January 15, 2018

Utilitarianism, Pragmatism and Selfishness

Dietmut Teijgeman-Hansen - Flickr - https://creativecommons.org/licenses/by-nc-nd/2.0/
Dietmut Teijgeman-Hansen - Flickr - https://creativecommons.org/licenses/by-nc-nd/2.0/

I recently posted a link to a questionnaire that seeks to work out how utilitarian people are who take the test. It's very short, and has questions that some may want to think more closely about the wording.

When I took it, I must admit that I experienced not a little cognitive dissonance. I'm going to be a little self-congratulatory here. One thing that I value about being a skeptic is that I analyse my own thoughts and psychology when staking a claim about anything. I really look to understand what is motivating my own reasoning. When taking the questionnaire about utilitarianism, I felt mildly uncomfortable in putting down some of my answers. This is because, with a cold, rational head, I realised I would give a different answer to the one I would give from an intuitive and emotional position. This is classic psychology, perhaps utilising the system one and system two thinking advanced by psychologists such as Daniel Kahneman.

I am perhaps a little selfish and morally imperfect. Well, in reality, I fall very short of perfection, obviously. An example might be one to do with giving away one of my spare kidneys. Now, if push comes to shove, I would put myself through an operation whereby I would donate one my kidneys to a close family member; but how close they have to be? Shouldn't I, as a human and part of the human race, donate one of my kidneys to any other human who needs it? Technically, rationally, yes. However, in reality, I'm not so sure that I would and this is because I fall short of perfection. I don't think I can morally rationalise it away in any other manner, as other people might do other than to admit that I am imperfect. Some might use this to debunk utilitarianism when, really, they need to debunk their own perfection. There is a pragmatic reality that affects our moral decisions. It is perhaps "morally necessary" or "morally required" (as the questionnaire put it) for me to do so, to donate my kidney to anyone who needs it, but I'm not sure that I would. My rational brain gets overridden by a selfish, emotional impulse.

I suppose this is actually one of the challenges to utilitariaism, at least pragmatically speaking: the fact that there is no end to the lengths that you can go towards being morally perfect. We should, arguably, be like the Jains by sweeping away bugs in front of us so we don't step on them to kill them. We can all be morally better all of the time.

Now, perhaps certain contexts would mean that my decision might be different. For example, if the survival of the human race required my spare kidney, or some other such urgent reason, then I almost certainly would donate that kidney. There is some arbitrary line in the sand that demarcates when I do and don't donate a kidney. And so, in this way, there is a tension that exists between the desire to be rational and moral, and I really did feel that tension: selfish tendencies towards self-preservation seem to win the day for most people. There is a cost-benefit analysis on the hoof.
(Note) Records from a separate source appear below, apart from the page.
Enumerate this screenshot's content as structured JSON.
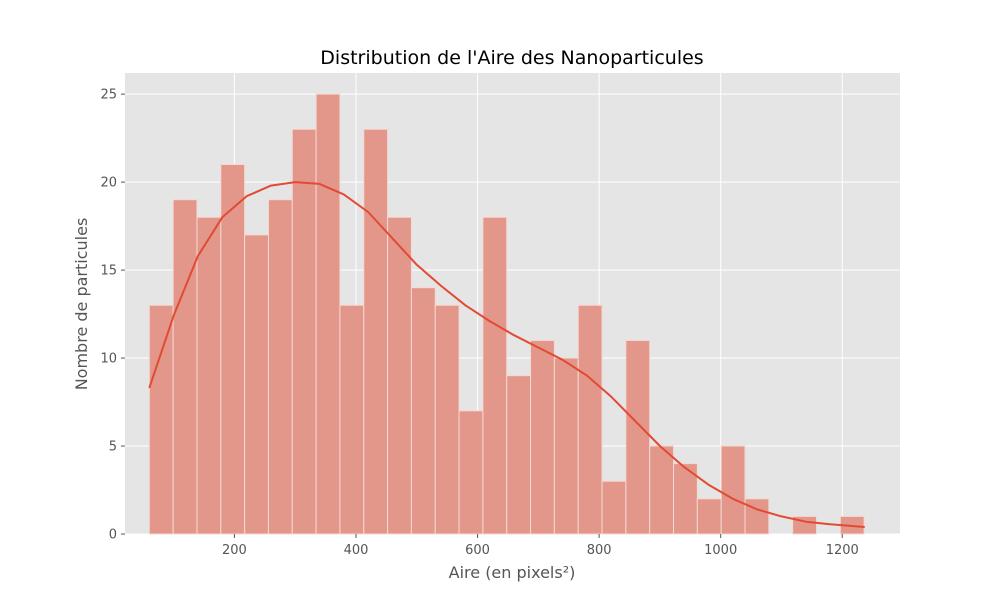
{
  "chart_data": {
    "type": "bar",
    "title": "Distribution de l'Aire des Nanoparticules",
    "xlabel": "Aire (en pixels²)",
    "ylabel": "Nombre de particules",
    "xlim": [
      20,
      1295
    ],
    "ylim": [
      0,
      26.2
    ],
    "xticks": [
      200,
      400,
      600,
      800,
      1000,
      1200
    ],
    "yticks": [
      0,
      5,
      10,
      15,
      20,
      25
    ],
    "grid": true,
    "legend": "none",
    "bins": {
      "start": 60,
      "width": 39.2,
      "counts": [
        13,
        19,
        18,
        21,
        17,
        19,
        23,
        25,
        13,
        23,
        18,
        14,
        13,
        7,
        18,
        9,
        11,
        10,
        13,
        3,
        11,
        5,
        4,
        2,
        5,
        2,
        0,
        1,
        0,
        1
      ]
    },
    "kde": {
      "x": [
        60,
        100,
        140,
        180,
        220,
        260,
        300,
        340,
        380,
        420,
        460,
        500,
        540,
        580,
        620,
        660,
        700,
        740,
        780,
        820,
        860,
        900,
        940,
        980,
        1020,
        1060,
        1100,
        1140,
        1180,
        1237
      ],
      "y": [
        8.3,
        12.4,
        15.8,
        18.0,
        19.2,
        19.8,
        20.0,
        19.9,
        19.3,
        18.3,
        16.8,
        15.3,
        14.1,
        13.0,
        12.1,
        11.3,
        10.6,
        9.9,
        9.0,
        7.8,
        6.4,
        5.0,
        3.8,
        2.8,
        2.0,
        1.4,
        1.0,
        0.7,
        0.55,
        0.4
      ]
    },
    "colors": {
      "background": "#e5e5e5",
      "grid": "#ffffff",
      "bar_fill": "#e3978a",
      "bar_edge": "#f4d8d2",
      "kde_line": "#e24a33",
      "tick": "#555555"
    }
  }
}
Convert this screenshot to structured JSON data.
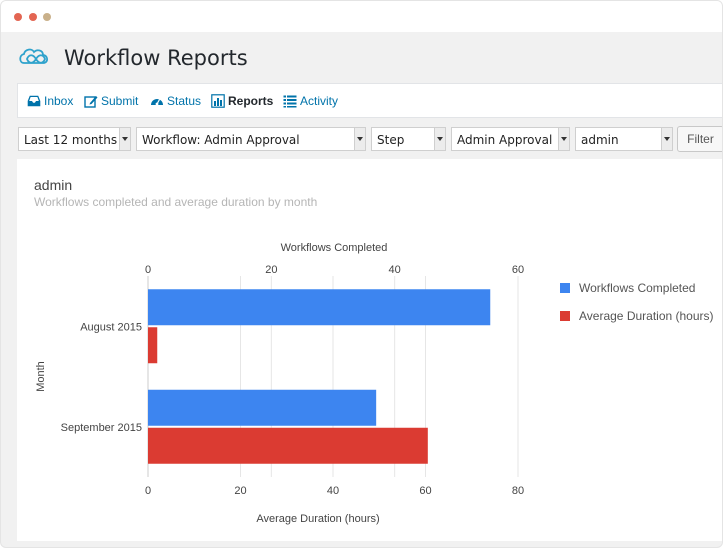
{
  "window": {
    "controls": [
      "close",
      "minimize",
      "maximize"
    ],
    "control_colors": [
      "#e36552",
      "#e36552",
      "#e36552"
    ]
  },
  "header": {
    "title": "Workflow Reports",
    "logo": "infinity-cloud-logo"
  },
  "nav": {
    "items": [
      {
        "label": "Inbox",
        "icon": "inbox-icon"
      },
      {
        "label": "Submit",
        "icon": "edit-icon"
      },
      {
        "label": "Status",
        "icon": "dashboard-icon"
      },
      {
        "label": "Reports",
        "icon": "bar-chart-icon",
        "active": true
      },
      {
        "label": "Activity",
        "icon": "list-icon"
      }
    ]
  },
  "filters": {
    "period": "Last 12 months",
    "workflow": "Workflow: Admin Approval",
    "step_type": "Step",
    "step": "Admin Approval",
    "user": "admin",
    "filter_label": "Filter"
  },
  "panel": {
    "title": "admin",
    "subtitle": "Workflows completed and average duration by month"
  },
  "colors": {
    "accent": "#0073aa",
    "series_completed": "#3d85f0",
    "series_duration": "#db3b32"
  },
  "chart_data": {
    "type": "bar",
    "orientation": "horizontal",
    "categories": [
      "August 2015",
      "September 2015"
    ],
    "series": [
      {
        "name": "Workflows Completed",
        "values": [
          55.5,
          37
        ],
        "axis": "top",
        "color": "#3d85f0"
      },
      {
        "name": "Average Duration (hours)",
        "values": [
          2,
          60.5
        ],
        "axis": "bottom",
        "color": "#db3b32"
      }
    ],
    "top_axis": {
      "label": "Workflows Completed",
      "range": [
        0,
        60
      ],
      "ticks": [
        0,
        20,
        40,
        60
      ]
    },
    "bottom_axis": {
      "label": "Average Duration (hours)",
      "range": [
        0,
        80
      ],
      "ticks": [
        0,
        20,
        40,
        60,
        80
      ]
    },
    "ylabel": "Month",
    "legend_position": "right",
    "grid": true
  }
}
I was acutely aware of it when answering the questions. I think, in principle, I am fairly utilitarian, but I do also realise the limits to such a moral philosophy. I'm more of a moral skeptic, whereby I believe all moral value systems fail in some (certainly ontic) way, such that, after 3000 years, we are still unable to agree on moral philosophy. As a result, we construct moral value systems and codify them into law. But they are all, essentially, imperfect in some way.

We are all probably quite different in what we would morally choose when discussing these things in abstracts, and in the comfort of an armchair, to what we would choose when push comes to shove in an emotional and psychological scenario in the real world.

Indeed, this is what psychological research also shows. Famously, a huge majority of us would pull the lever in the trolley experiment. This shows that, rationally, most of us are utilitarian in principle. However, if we have to push someone off the bridge to stop the trolley from killing five people, then the percentages switch around to be pretty much the opposite. In other words, our emotional psychology overrides our rational moral decision-making even though the moral calculation is identical. We think the calculation works until we have to do the pushing.

I think this is what is happening in the questionnaire. I am fairly sure that there is a battle in my mind between the rational self and the emotional self, and when imagining myself in actual real-world scenarios.